2001_10_october_leader02oct nauru

What has the Federal government got to hide? Reporters, camera crews and photographers have not been allowed to get within a reasonable distance to cover what is happening to refugees being dealt with by Australian troops off the coast of Nauru. There cannot possibly be any security reasons for the lack of access. No-one is doing any shooting. The events are of immense public importance. It seems that six asylum seekers were forcibly removed by 12 soldiers in full battledress from the HMAS Manoora on to Nauru for immigration processing in Nauru. In the absence of access to events by journalists to report to the public, Australians have every right to assume the worst: that the Government has ordered troops to use force to remove the asylum seekers. They certainly should treat any statement from Defence Minister Reith’s office and the defence forces with a great deal of scepticism. Keeping the media away is the first sign that they have something to hide.

It seems that the Government refugee policy — which took a further turn for the worse with the arrival of the Tampa with more than 400 rescued asylum seekers in August — is slowly unravelling.
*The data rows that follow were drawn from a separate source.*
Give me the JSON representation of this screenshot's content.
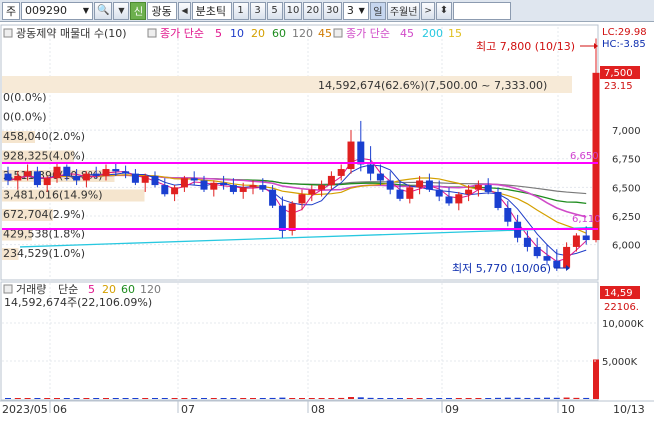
{
  "toolbar": {
    "market": "주",
    "code": "009290",
    "sin_label": "신",
    "stock_short": "광동",
    "mode_label": "분초틱",
    "intervals": [
      "1",
      "3",
      "5",
      "10",
      "20",
      "30"
    ],
    "interval_select": "3",
    "day_label": "일",
    "week_month_label": "주월년"
  },
  "legend": {
    "title": "광동제약 매물대 수(10)",
    "ma_label": "종가 단순",
    "ma_periods": [
      "5",
      "10",
      "20",
      "60",
      "120"
    ],
    "ma_colors": [
      "#e0148c",
      "#1e3cc8",
      "#d4a000",
      "#1e8c1e",
      "#7a7a7a"
    ],
    "ma2_label": "종가 단순",
    "ma2_periods": [
      "45",
      "200",
      "15"
    ],
    "ma2_colors": [
      "#d04ac8",
      "#28c8e0",
      "#e0c020"
    ],
    "ma_first_45": "45"
  },
  "price_panel": {
    "max_label": "최고 7,800 (10/13)",
    "min_label": "최저 5,770 (10/06)",
    "info_bar": "14,592,674(62.6%)(7,500.00 ~ 7,333.00)",
    "lc_label": "LC:29.98",
    "hc_label": "HC:-3.85",
    "current_price": "7,500",
    "current_change": "23.15",
    "line_label_1": "6,650",
    "line_label_2": "6,110",
    "volume_profile": [
      "0(0.0%)",
      "0(0.0%)",
      "458,040(2.0%)",
      "928,325(4.0%)",
      "2,511,390(10.8%)",
      "3,481,016(14.9%)",
      "672,704(2.9%)",
      "429,538(1.8%)",
      "234,529(1.0%)"
    ],
    "y_ticks": [
      "7,000",
      "6,750",
      "6,500",
      "6,250",
      "6,000"
    ]
  },
  "volume_panel": {
    "title": "거래량",
    "ma_label": "단순",
    "ma_periods": [
      "5",
      "20",
      "60",
      "120"
    ],
    "value_label": "14,592,674주(22,106.09%)",
    "current_badge": "14,59",
    "current_pct": "22106.",
    "y_ticks": [
      "10,000K",
      "5,000K"
    ]
  },
  "x_axis": {
    "labels": [
      "2023/05",
      "06",
      "07",
      "08",
      "09",
      "10",
      "10/13"
    ]
  },
  "chart_data": {
    "type": "candlestick",
    "y_range": [
      5700,
      7900
    ],
    "ohlc": [
      [
        6620,
        6680,
        6520,
        6560
      ],
      [
        6560,
        6640,
        6480,
        6600
      ],
      [
        6600,
        6700,
        6560,
        6640
      ],
      [
        6640,
        6680,
        6500,
        6520
      ],
      [
        6520,
        6600,
        6460,
        6580
      ],
      [
        6580,
        6720,
        6540,
        6680
      ],
      [
        6680,
        6700,
        6560,
        6600
      ],
      [
        6600,
        6660,
        6520,
        6560
      ],
      [
        6560,
        6640,
        6500,
        6620
      ],
      [
        6620,
        6680,
        6580,
        6600
      ],
      [
        6600,
        6700,
        6560,
        6660
      ],
      [
        6660,
        6720,
        6600,
        6640
      ],
      [
        6640,
        6690,
        6580,
        6620
      ],
      [
        6620,
        6660,
        6520,
        6540
      ],
      [
        6540,
        6620,
        6460,
        6600
      ],
      [
        6600,
        6640,
        6500,
        6520
      ],
      [
        6520,
        6580,
        6420,
        6440
      ],
      [
        6440,
        6520,
        6380,
        6500
      ],
      [
        6500,
        6600,
        6460,
        6580
      ],
      [
        6580,
        6640,
        6520,
        6560
      ],
      [
        6560,
        6600,
        6460,
        6480
      ],
      [
        6480,
        6560,
        6420,
        6540
      ],
      [
        6540,
        6600,
        6480,
        6520
      ],
      [
        6520,
        6580,
        6440,
        6460
      ],
      [
        6460,
        6540,
        6400,
        6500
      ],
      [
        6500,
        6560,
        6440,
        6520
      ],
      [
        6520,
        6580,
        6460,
        6480
      ],
      [
        6480,
        6520,
        6320,
        6340
      ],
      [
        6340,
        6420,
        6060,
        6120
      ],
      [
        6120,
        6380,
        6080,
        6360
      ],
      [
        6360,
        6480,
        6300,
        6440
      ],
      [
        6440,
        6520,
        6380,
        6480
      ],
      [
        6480,
        6560,
        6420,
        6520
      ],
      [
        6520,
        6640,
        6480,
        6600
      ],
      [
        6600,
        6700,
        6560,
        6660
      ],
      [
        6660,
        7000,
        6620,
        6900
      ],
      [
        6900,
        7080,
        6640,
        6700
      ],
      [
        6700,
        6860,
        6560,
        6620
      ],
      [
        6620,
        6700,
        6520,
        6560
      ],
      [
        6560,
        6640,
        6440,
        6480
      ],
      [
        6480,
        6560,
        6380,
        6400
      ],
      [
        6400,
        6520,
        6360,
        6500
      ],
      [
        6500,
        6600,
        6440,
        6560
      ],
      [
        6560,
        6620,
        6460,
        6480
      ],
      [
        6480,
        6560,
        6380,
        6420
      ],
      [
        6420,
        6500,
        6340,
        6360
      ],
      [
        6360,
        6460,
        6300,
        6440
      ],
      [
        6440,
        6520,
        6380,
        6480
      ],
      [
        6480,
        6560,
        6420,
        6520
      ],
      [
        6520,
        6580,
        6440,
        6460
      ],
      [
        6460,
        6500,
        6300,
        6320
      ],
      [
        6320,
        6380,
        6160,
        6200
      ],
      [
        6200,
        6260,
        6020,
        6060
      ],
      [
        6060,
        6120,
        5940,
        5980
      ],
      [
        5980,
        6060,
        5880,
        5900
      ],
      [
        5900,
        6000,
        5820,
        5860
      ],
      [
        5860,
        5960,
        5770,
        5800
      ],
      [
        5800,
        6020,
        5780,
        5980
      ],
      [
        5980,
        6100,
        5940,
        6080
      ],
      [
        6080,
        6160,
        6000,
        6040
      ],
      [
        6040,
        7800,
        6020,
        7500
      ]
    ],
    "volume": [
      120,
      90,
      110,
      100,
      95,
      130,
      100,
      85,
      90,
      80,
      110,
      100,
      90,
      85,
      95,
      100,
      120,
      90,
      100,
      80,
      90,
      85,
      95,
      100,
      90,
      85,
      95,
      140,
      180,
      130,
      100,
      90,
      95,
      110,
      140,
      260,
      220,
      150,
      120,
      110,
      100,
      95,
      90,
      100,
      110,
      105,
      95,
      90,
      100,
      120,
      150,
      170,
      160,
      140,
      150,
      170,
      160,
      190,
      150,
      140,
      5200
    ],
    "volume_range": [
      0,
      15000
    ]
  }
}
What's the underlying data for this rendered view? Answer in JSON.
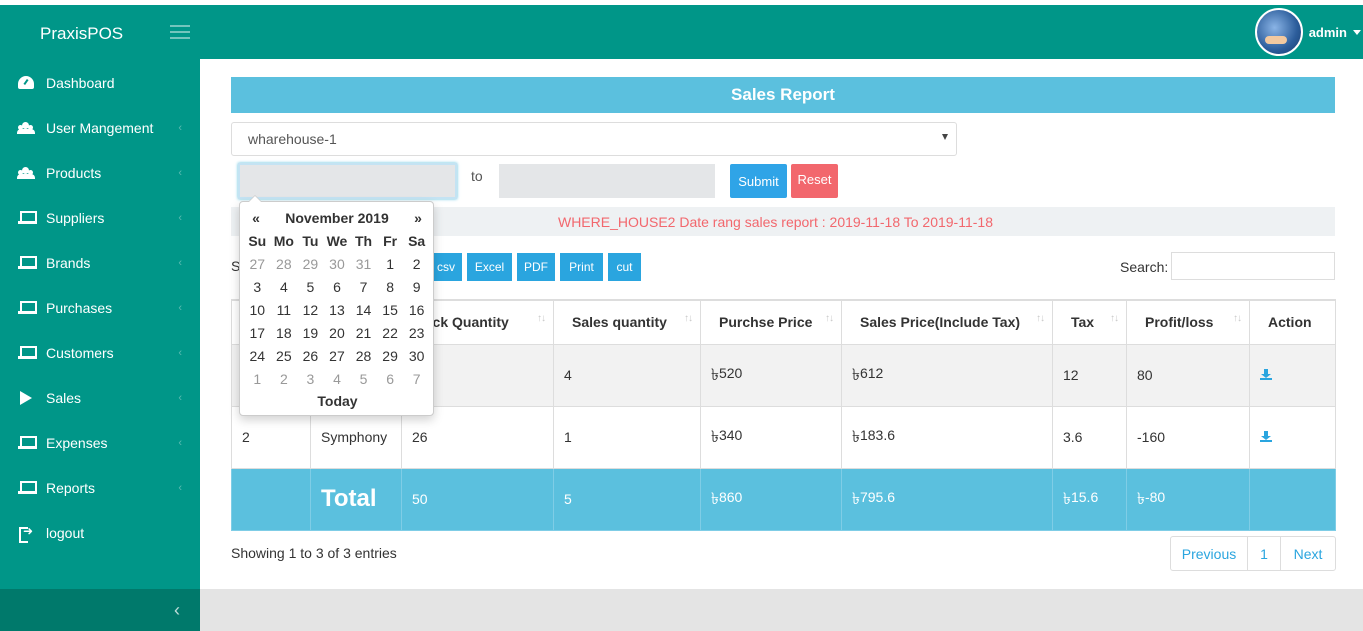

The Government’s new policy is to attempt to prevent these people from landing on Australian soil through the intervention of Navy vessels which then take them to islands in the Pacific for processing under UN rules without access to the Australian courts. With Opposition support, it also removed Christmas Island and Ashmore Reef from the Australian migration zone to prevent refugees landing there from obtaining access to the Australian courts. However, the boats are still slowly tricking through, and instead of having an orderly processing in Australia of the few thousand people a year who escape the hellish Taliban regime, we have a vastly more expensive process of using Australian naval ships to take people to camps on Pacific islands. The camps have cost Australia more than accommodating the refugees in Australia. The cost of the naval ships is unfortunately anyone’s guess. The Government will not provide costings. It only says that Labor’s costing of $20 million a week for the naval picket in the northwest is wrong. The Government should issuing costings on the whole exercise – including the money it has offered the Nauru Government to take the refugees. That money is little short of crude bribe.

Nauru has agreed to the processing of 262 more refugees who were picked by HMAS Tobruk last weekend. But the UN has not agreed to process them there, so the job might have to be done by Australian immigration officials who would have to be taken to Nauru at great cost.

This whole process of taking the refugees to a foreign country by Australian vessels where they are housed in camps built at Australian cost and then processed by Australian officials is deeply flawed. We have taken the mountain to Mohammed.

The use – or misuse — of the Navy this way must be undermining other defence capability, not least responding to the threats posed by the terrorist attack on the US last month.

No doubt it seemed like a good idea at the time. It seemed like good politics, too. Getting rid of the refugees seemed to have popular support. But as events unfold, this attempt to export the problem will prove more costly economically as time goes on and as Australians see their soldiers under the orders of the Government using force on unarmed people in a foreign land, they will realise that the traditional sense of Australian fair play has been offended.

Prime Minister John Howard will no doubt be rushing to an election before the whole thing blows up in his face.